Kalak BPBD Halut, Apresiasi Warga Desa Mamuya Atas Peranannya Dalam Pencarian dan Evakuasi Korban Erupsi Gunung Dukono.

RSPD Halut - Kepala Pelaksana (Kalak) Badan Penanggulangan Bencana Daerah (BPBD) Kabupaten Halmahera Utara (Halut) Maluku Utara Hente M.L Hetharia, S.Hut, menyampaikan apresiasi kepada warga Desa Mamuya kecamatan Galela, menyampaikan dalam proses pencarian dan evakuasi korban letusan gunung Api Dukono sejak 8-10 Mei 2026.

 

Kalak BPBD Halut mengatakan, peran warga Desa Mamuya sangat membantu tim SAR gabungan. Sebelumnya, tim SAR gabungan melakukan pencarian dan evakuasi, warga Desa Mamuya para pemuda sudah lebih dulu melakukan pencarian dan evakuasi korban letusan gunung Dukono pada 8 Mei 2026.

 

“Luar biasa, sebelum kami tim gabungan tiba di lokasi puncak Dukono. Pemuda Desa Mamuya dengan inisiatifnya mereka sudah lebih dulu ke lokasi kejadian. Mereka juga membentuk 2 tim kecil saat melakukan pencarian korban di waktu-waktu pertama peristiwa,” tutur  Kalak BPBD Halut.

 

Selain itu, kata Kalak bahwa inisiatif yang dibangun oleh warga Desa Mamuya tidak hanya membuat suatu tindakan dalam rencana.
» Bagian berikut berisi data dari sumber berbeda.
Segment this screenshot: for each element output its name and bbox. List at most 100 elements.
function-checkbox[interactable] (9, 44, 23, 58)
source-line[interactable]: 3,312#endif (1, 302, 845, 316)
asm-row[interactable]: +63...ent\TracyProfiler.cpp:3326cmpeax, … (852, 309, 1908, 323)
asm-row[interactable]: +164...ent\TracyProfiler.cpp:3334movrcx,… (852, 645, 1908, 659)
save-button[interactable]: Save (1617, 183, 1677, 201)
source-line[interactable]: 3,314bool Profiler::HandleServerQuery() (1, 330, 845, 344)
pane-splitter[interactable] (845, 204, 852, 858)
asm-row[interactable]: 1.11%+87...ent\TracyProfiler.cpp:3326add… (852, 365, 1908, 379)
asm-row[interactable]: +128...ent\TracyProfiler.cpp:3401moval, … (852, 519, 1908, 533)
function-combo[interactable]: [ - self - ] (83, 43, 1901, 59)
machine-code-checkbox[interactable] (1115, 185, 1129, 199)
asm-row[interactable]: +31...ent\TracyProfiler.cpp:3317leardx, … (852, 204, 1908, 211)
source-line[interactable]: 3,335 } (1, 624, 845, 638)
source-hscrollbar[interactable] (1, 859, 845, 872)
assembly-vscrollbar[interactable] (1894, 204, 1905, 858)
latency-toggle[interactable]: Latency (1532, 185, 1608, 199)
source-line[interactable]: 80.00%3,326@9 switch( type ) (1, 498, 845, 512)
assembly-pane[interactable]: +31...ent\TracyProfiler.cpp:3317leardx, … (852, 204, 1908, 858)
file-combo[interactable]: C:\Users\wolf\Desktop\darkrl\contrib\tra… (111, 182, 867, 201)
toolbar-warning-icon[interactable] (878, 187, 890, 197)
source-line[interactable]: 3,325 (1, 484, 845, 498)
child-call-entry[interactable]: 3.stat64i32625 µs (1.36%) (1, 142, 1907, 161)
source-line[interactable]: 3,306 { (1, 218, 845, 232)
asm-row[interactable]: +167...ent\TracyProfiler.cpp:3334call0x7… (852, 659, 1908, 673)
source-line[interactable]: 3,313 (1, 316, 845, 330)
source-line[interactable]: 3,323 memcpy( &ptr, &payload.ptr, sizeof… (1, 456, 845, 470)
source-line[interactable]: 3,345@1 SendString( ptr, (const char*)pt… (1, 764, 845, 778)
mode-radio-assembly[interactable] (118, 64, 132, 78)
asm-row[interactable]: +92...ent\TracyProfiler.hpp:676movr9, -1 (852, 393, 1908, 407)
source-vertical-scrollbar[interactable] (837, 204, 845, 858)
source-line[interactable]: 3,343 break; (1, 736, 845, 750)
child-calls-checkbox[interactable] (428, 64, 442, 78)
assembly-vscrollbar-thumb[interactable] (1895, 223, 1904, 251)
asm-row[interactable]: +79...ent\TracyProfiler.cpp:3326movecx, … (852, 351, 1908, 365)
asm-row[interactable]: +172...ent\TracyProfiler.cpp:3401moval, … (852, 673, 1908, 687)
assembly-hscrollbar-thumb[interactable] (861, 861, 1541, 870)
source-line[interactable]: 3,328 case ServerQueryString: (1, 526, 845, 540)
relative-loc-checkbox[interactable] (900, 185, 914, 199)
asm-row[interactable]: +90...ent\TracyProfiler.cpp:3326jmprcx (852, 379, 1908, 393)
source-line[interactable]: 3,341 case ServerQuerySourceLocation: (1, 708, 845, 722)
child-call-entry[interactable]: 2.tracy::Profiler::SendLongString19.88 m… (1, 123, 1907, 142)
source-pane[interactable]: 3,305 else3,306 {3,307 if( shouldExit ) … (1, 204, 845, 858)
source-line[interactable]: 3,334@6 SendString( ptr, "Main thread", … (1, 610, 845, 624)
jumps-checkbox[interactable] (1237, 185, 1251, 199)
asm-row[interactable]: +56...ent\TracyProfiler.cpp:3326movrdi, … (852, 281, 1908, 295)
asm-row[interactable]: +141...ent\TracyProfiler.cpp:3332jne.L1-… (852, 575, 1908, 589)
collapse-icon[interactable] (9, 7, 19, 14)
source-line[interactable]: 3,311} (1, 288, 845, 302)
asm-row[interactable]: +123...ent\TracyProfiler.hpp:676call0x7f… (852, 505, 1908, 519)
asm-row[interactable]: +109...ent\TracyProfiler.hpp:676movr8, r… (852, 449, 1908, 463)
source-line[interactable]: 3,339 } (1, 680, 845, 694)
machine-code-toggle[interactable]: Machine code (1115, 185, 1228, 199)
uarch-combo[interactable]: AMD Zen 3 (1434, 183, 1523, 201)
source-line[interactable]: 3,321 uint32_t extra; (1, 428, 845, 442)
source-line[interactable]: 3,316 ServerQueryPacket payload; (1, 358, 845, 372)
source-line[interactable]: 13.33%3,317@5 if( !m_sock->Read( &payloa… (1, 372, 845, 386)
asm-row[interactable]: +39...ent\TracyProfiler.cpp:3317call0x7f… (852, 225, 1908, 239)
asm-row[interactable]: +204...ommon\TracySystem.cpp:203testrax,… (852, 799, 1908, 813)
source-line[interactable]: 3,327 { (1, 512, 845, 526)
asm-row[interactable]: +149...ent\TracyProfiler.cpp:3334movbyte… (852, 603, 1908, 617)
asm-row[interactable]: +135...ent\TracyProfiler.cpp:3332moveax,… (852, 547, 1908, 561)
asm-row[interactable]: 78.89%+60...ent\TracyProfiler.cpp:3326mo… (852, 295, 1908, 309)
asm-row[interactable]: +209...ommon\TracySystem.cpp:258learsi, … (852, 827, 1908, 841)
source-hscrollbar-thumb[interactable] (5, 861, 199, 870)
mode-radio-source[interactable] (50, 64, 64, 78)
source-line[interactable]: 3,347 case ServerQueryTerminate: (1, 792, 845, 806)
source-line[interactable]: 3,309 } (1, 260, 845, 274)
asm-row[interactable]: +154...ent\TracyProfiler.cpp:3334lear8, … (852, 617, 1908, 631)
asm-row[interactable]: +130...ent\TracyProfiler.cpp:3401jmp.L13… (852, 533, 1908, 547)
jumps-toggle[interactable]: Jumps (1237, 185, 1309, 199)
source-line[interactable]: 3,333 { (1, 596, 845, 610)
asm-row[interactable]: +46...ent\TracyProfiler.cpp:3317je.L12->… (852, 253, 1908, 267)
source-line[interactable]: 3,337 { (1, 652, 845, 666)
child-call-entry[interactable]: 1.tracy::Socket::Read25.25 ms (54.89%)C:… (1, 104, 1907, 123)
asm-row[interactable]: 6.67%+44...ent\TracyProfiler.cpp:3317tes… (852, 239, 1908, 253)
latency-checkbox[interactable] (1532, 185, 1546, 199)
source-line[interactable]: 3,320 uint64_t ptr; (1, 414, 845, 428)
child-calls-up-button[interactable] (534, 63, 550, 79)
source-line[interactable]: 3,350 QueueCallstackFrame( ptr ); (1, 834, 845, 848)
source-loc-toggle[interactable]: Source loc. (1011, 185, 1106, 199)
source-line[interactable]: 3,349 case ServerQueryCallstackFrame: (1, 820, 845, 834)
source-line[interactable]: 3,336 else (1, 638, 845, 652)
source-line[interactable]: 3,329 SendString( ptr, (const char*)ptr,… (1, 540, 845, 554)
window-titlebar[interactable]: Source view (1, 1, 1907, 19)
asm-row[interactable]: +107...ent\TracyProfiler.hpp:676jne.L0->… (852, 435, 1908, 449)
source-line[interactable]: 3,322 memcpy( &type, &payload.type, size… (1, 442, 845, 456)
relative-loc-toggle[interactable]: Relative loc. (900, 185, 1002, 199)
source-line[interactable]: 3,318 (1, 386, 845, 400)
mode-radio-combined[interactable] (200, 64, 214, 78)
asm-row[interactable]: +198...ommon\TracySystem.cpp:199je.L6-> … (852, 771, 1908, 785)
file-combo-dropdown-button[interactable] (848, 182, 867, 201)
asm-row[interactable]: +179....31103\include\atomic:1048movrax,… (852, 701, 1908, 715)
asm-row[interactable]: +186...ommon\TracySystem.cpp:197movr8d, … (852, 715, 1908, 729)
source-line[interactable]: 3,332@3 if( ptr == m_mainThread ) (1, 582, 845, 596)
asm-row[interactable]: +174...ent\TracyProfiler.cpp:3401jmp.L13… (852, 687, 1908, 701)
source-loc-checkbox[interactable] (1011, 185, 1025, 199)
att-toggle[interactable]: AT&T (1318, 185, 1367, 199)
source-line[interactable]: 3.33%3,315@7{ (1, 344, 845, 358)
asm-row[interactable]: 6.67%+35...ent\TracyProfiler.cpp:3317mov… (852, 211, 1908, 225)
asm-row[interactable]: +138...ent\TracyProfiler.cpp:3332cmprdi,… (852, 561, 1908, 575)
Namun, tindakan dan rencana itu menghasilkan sebuah hasil yang baik. Karena, selama 3 hari bertahan di puncak di pos Selter yang begitu dingin dan menghadapi berbagai tantangan alam di puncak, akhirnya mereka berhasil menemukan 3 korban meninggal.

 

“Mereka yang pertama bergerak, bertindak untuk melakukan pencarian dan mereka juga yang pertama menemukan 3 korban meninggal,” ucapnya Kalak.

 

Atas tindakan dan peran yang besar itu hingga pencarian dan penyelamatan 3 korban meninggal dapat diselesaikan dalam waktu 3 hari. Selain itu, Kalak menyampaikan apreasiasi kepada pemerintah Desa Mamuya, dengan koordinasi dan dukungan serta selanjutnya dalam pencarian dan evakuasi.

 

"Terima kasih sekali lagi untuk warga dan pemerintah Desa Mamuya atas segala sesuatu yang besar hingga, bersama Tim Gabungan kami berhasil menjalankan operasi pencarian ini," ungkapnya.

 

Selain itu, Kalak BPBD Halut juga menyampaikan terima kasih kepada Bupati Piet Hein Babua dan Wakil Bupati Kasman Hi.Ahmad selaku pengendalian Pemerintah Kabupaten Halmahera Utara dalam operasi pencarian dan evakuasi para korban erupsi gunung Dukono, baik korban luka maupun korban meninggal.

 

“Terima kasih dan apresiasi kepada Pimpinan Bupati dan Wakil Bupati, yang selalu memberikan dukungan, Arahan dan penyiapan segala kebutuhan tim dilapangan demi lancarnya proses operasi penanganan bencana letusan gunung Dukono. Juga kepada seluruh tim SAR Gabungan, TNI Polri, Basarnas, NHM, PMI, Pecinta Alam dan seluruh yang terlibat,” katanya.

 

Diketahui, dari 3 Korban meninggal yang ditemukan pertama yaitu korban atas nama Enjel (P) WNI ditemukan pada 9 Mei 2026 dibibir kawah puncak Dukono, kemudian pada 10 Mei 2026, ditemukan 2 Kerangka korban yang bernama Timothy Heng (30) dan Shahin Muhrez Abdul Hamid (27), keduanya WNA asal Singapura.(Eby).